Yesterday Nick and I spent the day visiting a number of couples we know. They are all very different and are all choosing to live their lives in different ways. Some are staring their own businesses, some are starting families, others are enjoying just being a two some. By the end of the day I had really been struck by the freedom we have in life to go with our gut, to use our gifts and to create our own lives for ourselves. I think sometimes I worry too much about what I am supposed to be doing as if there is one right way and recipe for life. I think what really matters is that you live your life in a way where you can sleep well at night, you stay connected to family and friends and you are honest with yourself. I am hoping that as I have some time to reflect over the next few weeks that I will feel more comfortable and confident in my own skin and the gut instincts I have about how to live life. I hope that I will develop greater courage in my convictions and be ready to stick with them into the New Year.

As next year looms before me I have to say that going back to teaching does not fill me with glee.
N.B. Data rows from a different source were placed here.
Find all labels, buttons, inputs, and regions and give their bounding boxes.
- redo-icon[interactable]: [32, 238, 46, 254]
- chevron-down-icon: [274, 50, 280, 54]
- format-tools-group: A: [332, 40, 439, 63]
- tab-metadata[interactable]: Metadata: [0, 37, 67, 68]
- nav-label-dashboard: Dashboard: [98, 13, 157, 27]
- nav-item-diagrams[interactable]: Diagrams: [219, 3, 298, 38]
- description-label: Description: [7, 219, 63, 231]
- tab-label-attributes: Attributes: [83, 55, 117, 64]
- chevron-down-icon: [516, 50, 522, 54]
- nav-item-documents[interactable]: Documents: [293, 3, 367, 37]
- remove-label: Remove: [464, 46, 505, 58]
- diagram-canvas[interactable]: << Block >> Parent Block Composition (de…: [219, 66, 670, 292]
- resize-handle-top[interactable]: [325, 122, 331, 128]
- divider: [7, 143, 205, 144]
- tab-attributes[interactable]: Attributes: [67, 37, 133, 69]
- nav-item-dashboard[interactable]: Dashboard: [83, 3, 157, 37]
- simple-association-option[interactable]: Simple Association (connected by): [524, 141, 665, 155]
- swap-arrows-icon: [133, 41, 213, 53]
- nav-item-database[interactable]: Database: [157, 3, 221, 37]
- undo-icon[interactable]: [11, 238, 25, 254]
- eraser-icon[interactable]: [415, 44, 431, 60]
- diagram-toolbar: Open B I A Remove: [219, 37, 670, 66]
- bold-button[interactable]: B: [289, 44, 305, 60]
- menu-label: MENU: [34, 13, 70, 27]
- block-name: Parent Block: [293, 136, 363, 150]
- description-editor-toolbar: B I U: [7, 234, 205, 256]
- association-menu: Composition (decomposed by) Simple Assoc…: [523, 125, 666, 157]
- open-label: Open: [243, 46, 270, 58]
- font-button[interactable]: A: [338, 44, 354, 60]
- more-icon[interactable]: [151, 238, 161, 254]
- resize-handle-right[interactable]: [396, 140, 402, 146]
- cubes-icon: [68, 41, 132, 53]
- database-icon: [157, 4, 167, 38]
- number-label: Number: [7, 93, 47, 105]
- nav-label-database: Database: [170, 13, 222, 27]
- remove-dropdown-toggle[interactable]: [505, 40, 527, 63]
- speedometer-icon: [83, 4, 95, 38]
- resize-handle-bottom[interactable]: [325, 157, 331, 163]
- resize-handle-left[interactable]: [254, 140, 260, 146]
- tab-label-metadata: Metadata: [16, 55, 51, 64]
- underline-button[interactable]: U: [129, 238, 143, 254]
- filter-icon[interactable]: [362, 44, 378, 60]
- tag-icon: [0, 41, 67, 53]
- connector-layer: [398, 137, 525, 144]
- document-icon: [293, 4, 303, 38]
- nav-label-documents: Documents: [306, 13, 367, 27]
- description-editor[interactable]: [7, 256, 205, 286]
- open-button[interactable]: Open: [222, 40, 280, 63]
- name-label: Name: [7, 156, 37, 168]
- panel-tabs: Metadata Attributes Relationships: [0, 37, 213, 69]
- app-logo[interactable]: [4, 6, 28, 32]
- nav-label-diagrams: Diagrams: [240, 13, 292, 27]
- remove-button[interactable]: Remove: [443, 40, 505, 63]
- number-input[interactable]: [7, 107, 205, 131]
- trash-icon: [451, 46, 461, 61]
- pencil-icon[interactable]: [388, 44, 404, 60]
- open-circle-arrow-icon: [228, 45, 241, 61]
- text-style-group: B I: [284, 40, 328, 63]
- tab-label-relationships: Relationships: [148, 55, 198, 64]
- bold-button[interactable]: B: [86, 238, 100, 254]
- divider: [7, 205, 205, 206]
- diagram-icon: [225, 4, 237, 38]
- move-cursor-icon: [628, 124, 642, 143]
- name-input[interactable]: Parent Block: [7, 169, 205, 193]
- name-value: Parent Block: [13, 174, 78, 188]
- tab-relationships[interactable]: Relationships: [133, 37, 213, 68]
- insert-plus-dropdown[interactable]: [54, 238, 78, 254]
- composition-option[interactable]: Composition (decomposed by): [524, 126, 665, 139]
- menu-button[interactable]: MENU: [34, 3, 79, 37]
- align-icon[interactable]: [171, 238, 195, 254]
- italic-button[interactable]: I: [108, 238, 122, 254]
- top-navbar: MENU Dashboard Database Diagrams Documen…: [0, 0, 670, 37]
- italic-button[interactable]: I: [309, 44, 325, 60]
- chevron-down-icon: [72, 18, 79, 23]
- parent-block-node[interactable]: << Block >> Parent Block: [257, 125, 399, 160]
I am hoping that after a relaxing holiday I will feel more enthusiastic. But I do feel that in the next couple of years I really need a change. I haven't ever really left school, I went straight from college to Uni and then straight into teaching. So maybe I need something to give me some perspective and to try something more unfamiliar and less comfortable.

Wednesday 8 December 2004

This is the last day of school for the year. Last week I was away on Year 10 camp. I chose to go because I wanted a week away from school dramas and end of year madness. Things always wind up before they wind down. The camp consisted of lots of tramping adn high ropes activities. I am definitely not that courageous when it comes to heights. But the tramping was so good. I had been a bit nervous about whether I would be able to keep up with the students. I needn't have worried. Many of them puffed their way up the hills at my kind of pace and some I believe thought they were having near death experiences! I enjoyed tramping in the soft rain, enjoying the bush and thinking about life. It was so lovely to have some space to think.

So today ends my first half year at my new job. I have to say I am really enjoying it. I have had som many new challenges as well as making some wonderful friends. However I feel burnt out. Too much getting up early, holding it together all day and then staying up late just because I don't want the process to begin again. I think I am just palin tired, like most people at this time of the year. I desperatley want the energy and motivation to get more organised for next year. And maybe I will have that when I am choosing to spend my time on school rather than being forced to. However I must count my blessings for thsi wonderful job of teahing. Not many people get to work in such a dynamic and interesting job with wonderful people, both staff adn students, and have such great holidays! And on top of that, in some small way I could possibly change the world!